Il y a d’autres exemples. Il faut rappeler les propos enflammés de Bush fils lorsqu’il dit « les Etats-Unis ne font pas de différence entre ceux qui commettent des actes de terrorisme et ceux qui les soutiennent, parce que ces derniers sont coupables des mêmes crimes » et « le monde civilisé doit tenir ces régimes pour responsables. » Ces propos furent prononcés sous une salve d’applaudissements devant la National Endowment for Democracy ( NED - le truc qui finance aussi Reporters Sans Frontière - note coquine de la part du traducteur ) quelques jours seulement après le refus opposé à la demande d’extradition du Venezuela. Les remarques de Bush posent un autre dilemme. Ou bien les Etats-Unis font partie du monde civilisé, et dans ce cas il faut envoyer l’US Air Force bombarder Washington, ou bien ils se déclarent en dehors du monde civilisé. La logique est imparable, mais, heureusement, la logique passe à la même trappe que les truismes moraux.
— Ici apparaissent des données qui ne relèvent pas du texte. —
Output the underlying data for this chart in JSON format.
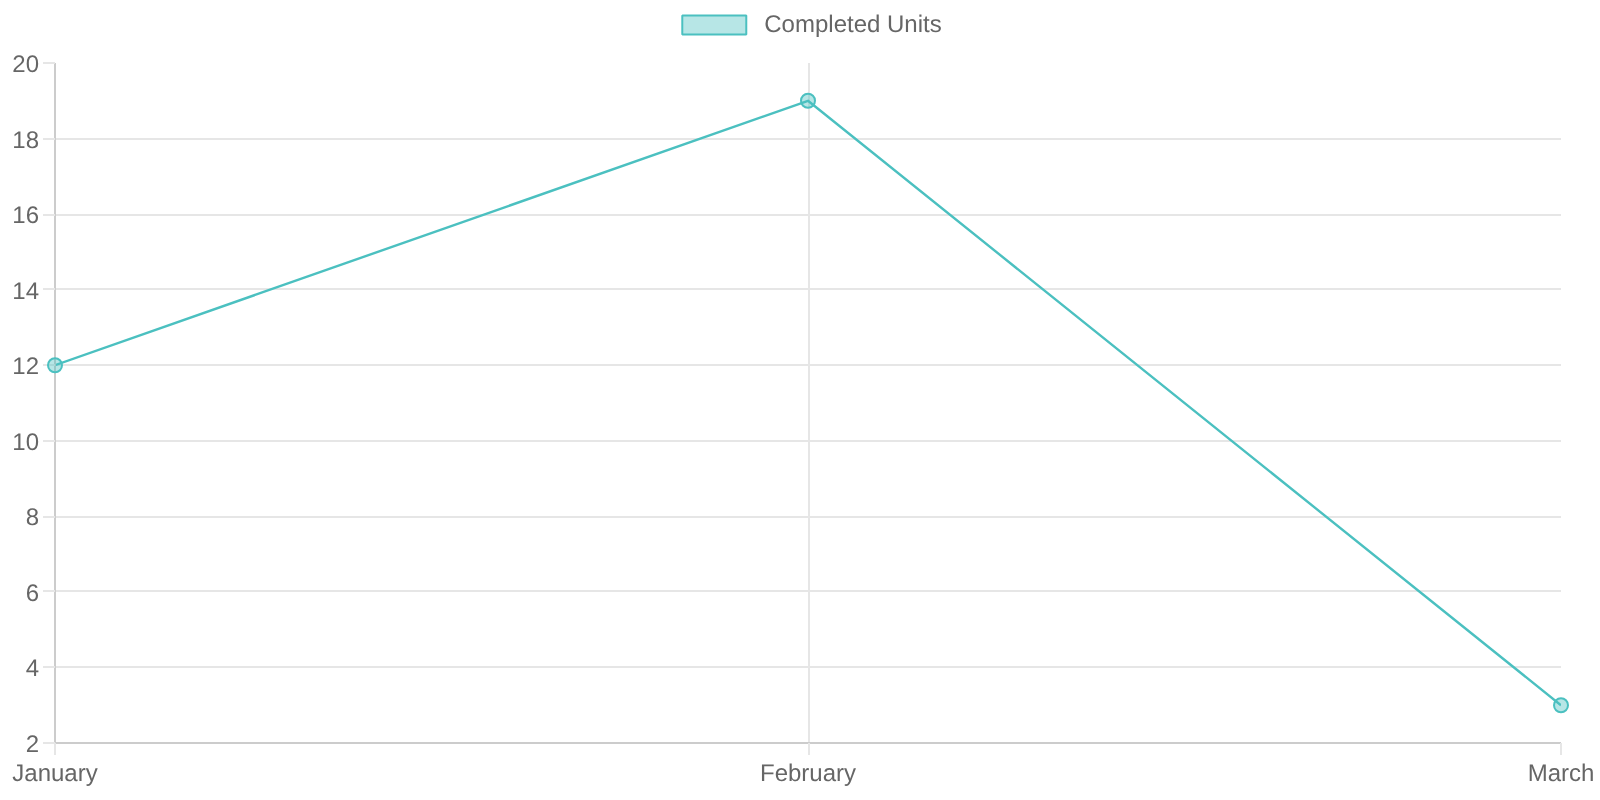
{
  "chart_data": {
    "type": "line",
    "categories": [
      "January",
      "February",
      "March"
    ],
    "series": [
      {
        "name": "Completed Units",
        "color": "#4bc0c0",
        "values": [
          12,
          19,
          3
        ]
      }
    ],
    "ylim": [
      2,
      20
    ],
    "yticks": [
      2,
      4,
      6,
      8,
      10,
      12,
      14,
      16,
      18,
      20
    ],
    "grid": true,
    "legend": "top",
    "marker": "circle",
    "line_style": "solid"
  }
}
La doctrine de Bush selon laquelle « ceux qui hébergent des terroristes sont aussi coupables que les terroristes » fut promulguée lorsque les Talibans demandèrent à voir les preuves avant de livrer aux Etats-Unis les personnes accusées de terrorisme - accusations sans fondements crédibles, comme l’a admis, des mois plus tard, le FBI. Cette doctrine est prise très au sérieux. Le spécialiste des relations internationales de Harvard, Graham Allison, écrit que « qu’elle est déjà devenue la règle « de facto » qui régit les relations internationales, » révoquant « la souveraineté des états qui hébergent les terroristes ». De certains états, pour être précis, et grâce à la négation du principe d’universalité.